Tests for infections
Tests for infections include testing urine, blood, samples such as swabs from a wound or your throat, for example. If an infection is present, your doctor may determine from your symptoms (fever, rapid heart rate, etc.), that you have sepsis.
Specific tests may include blood tests for white blood cells, procalcitonin (PCT), c reactive protein (CRP), and lactate. Other blood tests may look at how specific organs are working, such as your kidneys and liver.
X-rays and other imaging tests
Not all infections can be found through swabs or samples, so you may have to undergo x-rays, ultrasound, computed tomography (CT scans), or magnetic resonance imaging (MRI), so your doctor can view your organs and body tissues. Examples would be to look for signs of appendicitis, bowel inflammation or perforation, or internal abscesses.
Antibiotics (usually more than one type) are prescribed by the physician based on the type of infection that is causing the illness. The first antibiotics are usually broad-spectrum, which means the antibiotic is effective against several of the more common bacteria. The antibiotics are given by intravenous in order to ensure they get into the blood system quickly and efficiently.

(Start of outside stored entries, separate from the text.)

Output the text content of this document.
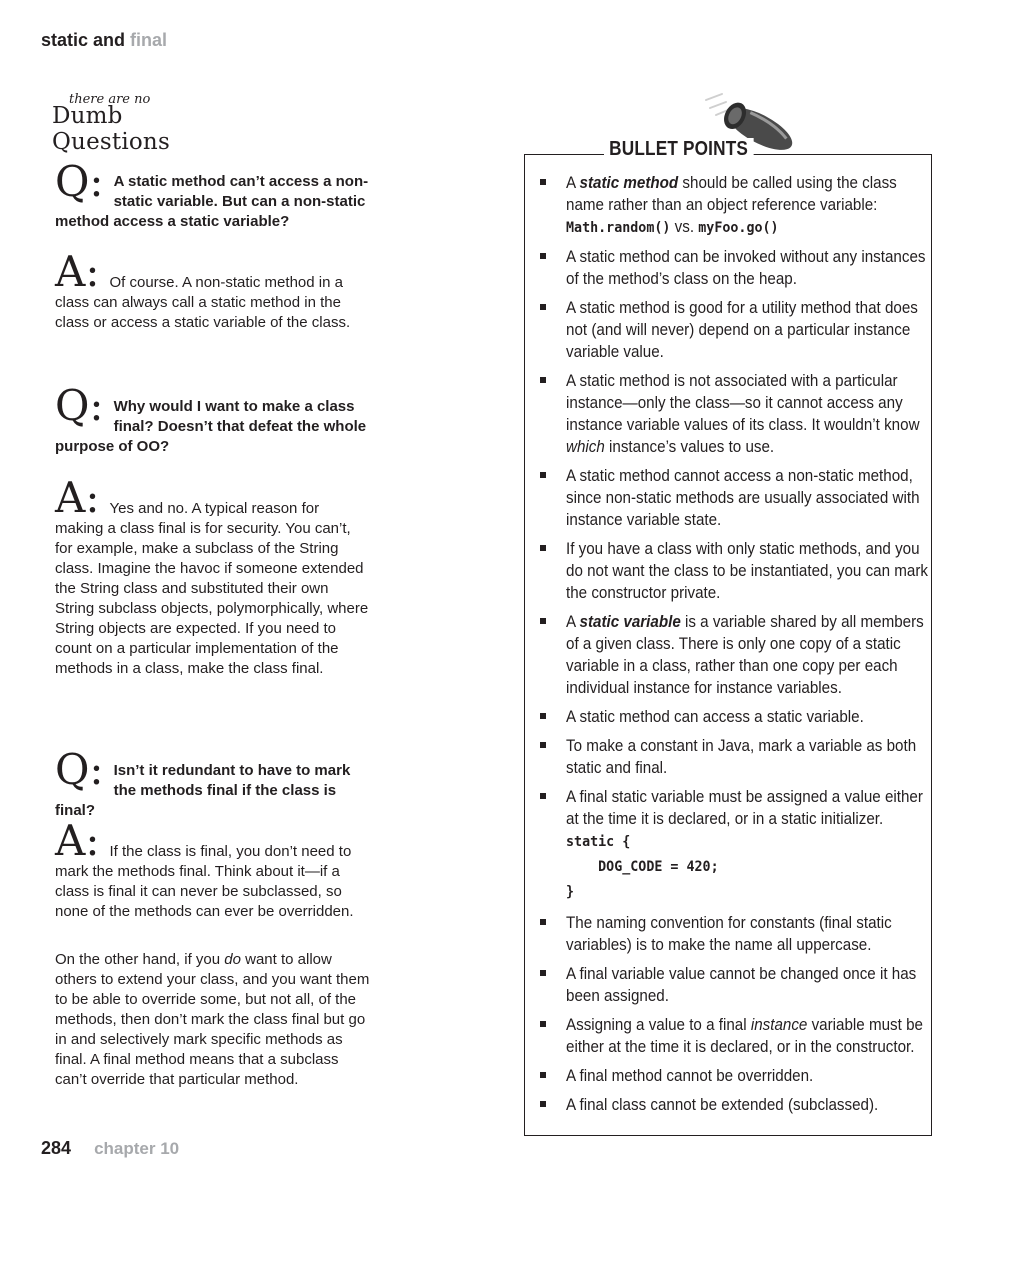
static and final
there are no
Dumb Questions
Q: A static method can’t access a non-static variable. But can a non-static method access a static variable?

A: Of course. A non-static method in a class can always call a static method in the class or access a static variable of the class.

Q: Why would I want to make a class final? Doesn’t that defeat the whole purpose of OO?

A: Yes and no. A typical reason for making a class final is for security. You can’t, for example, make a subclass of the String class. Imagine the havoc if someone extended the String class and substituted their own String subclass objects, polymorphically, where String objects are expected. If you need to count on a particular implementation of the methods in a class, make the class final.

Q: Isn’t it redundant to have to mark the methods final if the class is final?

A: If the class is final, you don’t need to mark the methods final. Think about it—if a class is final it can never be subclassed, so none of the methods can ever be overridden.

On the other hand, if you do want to allow others to extend your class, and you want them to be able to override some, but not all, of the methods, then don’t mark the class final but go in and selectively mark specific methods as final. A final method means that a subclass can’t override that particular method.

BULLET POINTS
A static method should be called using the class name rather than an object reference variable:
Math.random() vs. myFoo.go()
A static method can be invoked without any instances of the method’s class on the heap.
A static method is good for a utility method that does not (and will never) depend on a particular instance variable value.
A static method is not associated with a particular instance—only the class—so it cannot access any instance variable values of its class. It wouldn’t know which instance’s values to use.
A static method cannot access a non-static method, since non-static methods are usually associated with instance variable state.
If you have a class with only static methods, and you do not want the class to be instantiated, you can mark the constructor private.
A static variable is a variable shared by all members of a given class. There is only one copy of a static variable in a class, rather than one copy per each individual instance for instance variables.
A static method can access a static variable.
To make a constant in Java, mark a variable as both static and final.
A final static variable must be assigned a value either at the time it is declared, or in a static initializer.
static {
DOG_CODE = 420;
}
The naming convention for constants (final static variables) is to make the name all uppercase.
A final variable value cannot be changed once it has been assigned.
Assigning a value to a final instance variable must be either at the time it is declared, or in the constructor.
A final method cannot be overridden.
A final class cannot be extended (subclassed).
284 chapter 10
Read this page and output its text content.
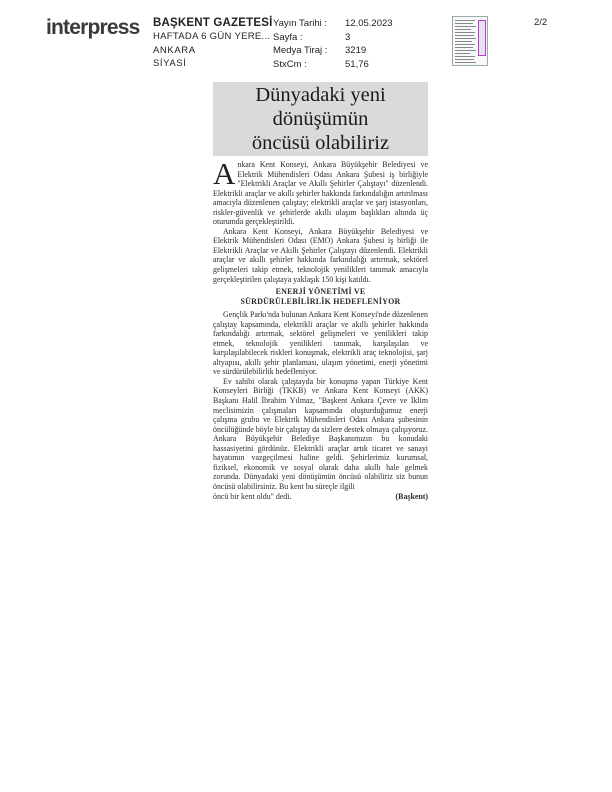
interpress	BAŞKENT GAZETESİ
HAFTADA 6 GÜN YERE...
ANKARA
SİYASİ
Yayın Tarihi :	12.05.2023
Sayfa :	3
Medya Tiraj :	3219
StxCm :	51,76
2/2
Dünyadaki yeni
dönüşümün
öncüsü olabiliriz

Ankara Kent Konseyi, Ankara Büyükşehir Belediyesi ve Elektrik Mühendisleri Odası Ankara Şubesi iş birliğiyle "Elektrikli Araçlar ve Akıllı Şehirler Çalıştayı" düzenlendi. Elektrikli araçlar ve akıllı şehirler hakkında farkındalığın artırılması amacıyla düzenlenen çalıştay; elektrikli araçlar ve şarj istasyonları, riskler-güvenlik ve şehirlerde akıllı ulaşım başlıkları altında üç oturumda gerçekleştirildi.

Ankara Kent Konseyi, Ankara Büyükşehir Belediyesi ve Elektrik Mühendisleri Odası (EMO) Ankara Şubesi iş birliği ile Elektrikli Araçlar ve Akıllı Şehirler Çalıştayı düzenlendi. Elektrikli araçlar ve akıllı şehirler hakkında farkındalığı artırmak, sektörel gelişmeleri takip etmek, teknolojik yenilikleri tanımak amacıyla gerçekleştirilen çalıştaya yaklaşık 150 kişi katıldı.

ENERJİ YÖNETİMİ VE
SÜRDÜRÜLEBİLİRLİK HEDEFLENİYOR

Gençlik Parkı'nda bulunan Ankara Kent Konseyi'nde düzenlenen çalıştay kapsamında, elektrikli araçlar ve akıllı şehirler hakkında farkındalığı artırmak, sektörel gelişmeleri ve yenilikleri takip etmek, teknolojik yenilikleri tanımak, karşılaşılan ve karşılaşılabilecek riskleri konuşmak, elektrikli araç teknolojisi, şarj altyapısı, akıllı şehir planlaması, ulaşım yönetimi, enerji yönetimi ve sürdürülebilirlik hedefleniyor.

Ev sahibi olarak çalıştayda bir konuşma yapan Türkiye Kent Konseyleri Birliği (TKKB) ve Ankara Kent Konseyi (AKK) Başkanı Halil İbrahim Yılmaz, "Başkent Ankara Çevre ve İklim meclisimizin çalışmaları kapsamında oluşturduğumuz enerji çalışma grubu ve Elektrik Mühendisleri Odası Ankara şubesinin öncülüğünde böyle bir çalıştay da sizlere destek olmaya çalışıyoruz. Ankara Büyükşehir Belediye Başkanımızın bu konudaki hassasiyetini gördünüz. Elektrikli araçlar artık ticaret ve sanayi hayatımın vazgeçilmesi haline geldi. Şehirlerimiz kurumsal, fiziksel, ekonomik ve sosyal olarak daha akıllı hale gelmek zorunda. Dünyadaki yeni dönüşümün öncüsü olabiliriz siz bunun öncüsü olabilirsiniz. Bu kent bu süreçle ilgili

öncü bir kent oldu" dedi.	(Başkent)
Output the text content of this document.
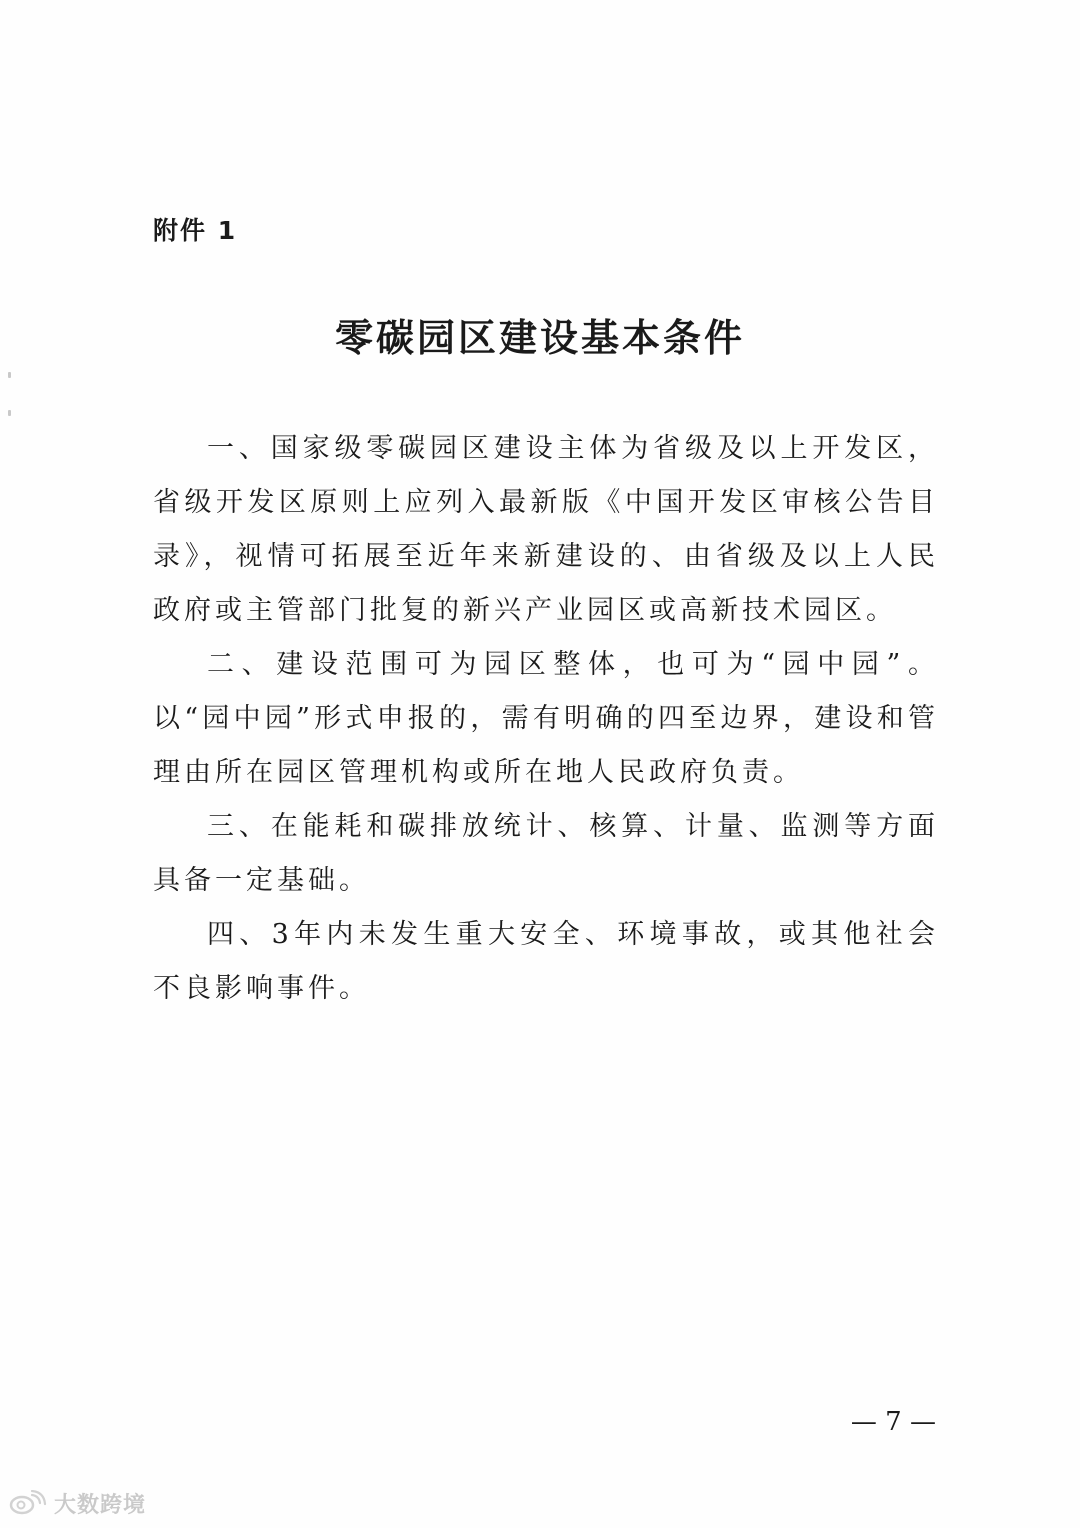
附件 1
零碳园区建设基本条件

一、国家级零碳园区建设主体为省级及以上开发区，省级开发区原则上应列入最新版《中国开发区审核公告目录》，视情可拓展至近年来新建设的、由省级及以上人民政府或主管部门批复的新兴产业园区或高新技术园区。

二、建设范围可为园区整体，也可为“园中园”。以“园中园”形式申报的，需有明确的四至边界，建设和管理由所在园区管理机构或所在地人民政府负责。

三、在能耗和碳排放统计、核算、计量、监测等方面具备一定基础。

四、3年内未发生重大安全、环境事故，或其他社会不良影响事件。

— 7 —
大数跨境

Antibiotics alone won’t treat sepsis; fluids are also needed. The body needs extra fluids to help keep the blood pressure from dropping dangerously low, throwing the patient into shock. Giving the fluids by IV allows the health care staff to track how much fluid is being administered and to control the type of fluid the patient is getting.
Ensuring the body has enough fluids helps the organs do their work and may reduce damage from sepsis.
While there are several types of IV fluids, some are standard in treating sepsis. Normal saline is one commonly given fluid. It is a crystalloid fluid. These are fluids that contain minerals, such as sodium, and are water soluble, or dissolve in water. These add fluid to the blood system.
Colloids, another type of fluid that is used, are thicker. For example, blood is a colloid. Colloids that may be given by IV include albumin and dextran. Colloids do not dissolve as quickly as crystalloids. More crystalloid fluid is needed than colloid fluid to achieve the same goal of boosting body fluid volume, but crystalloids are less expensive.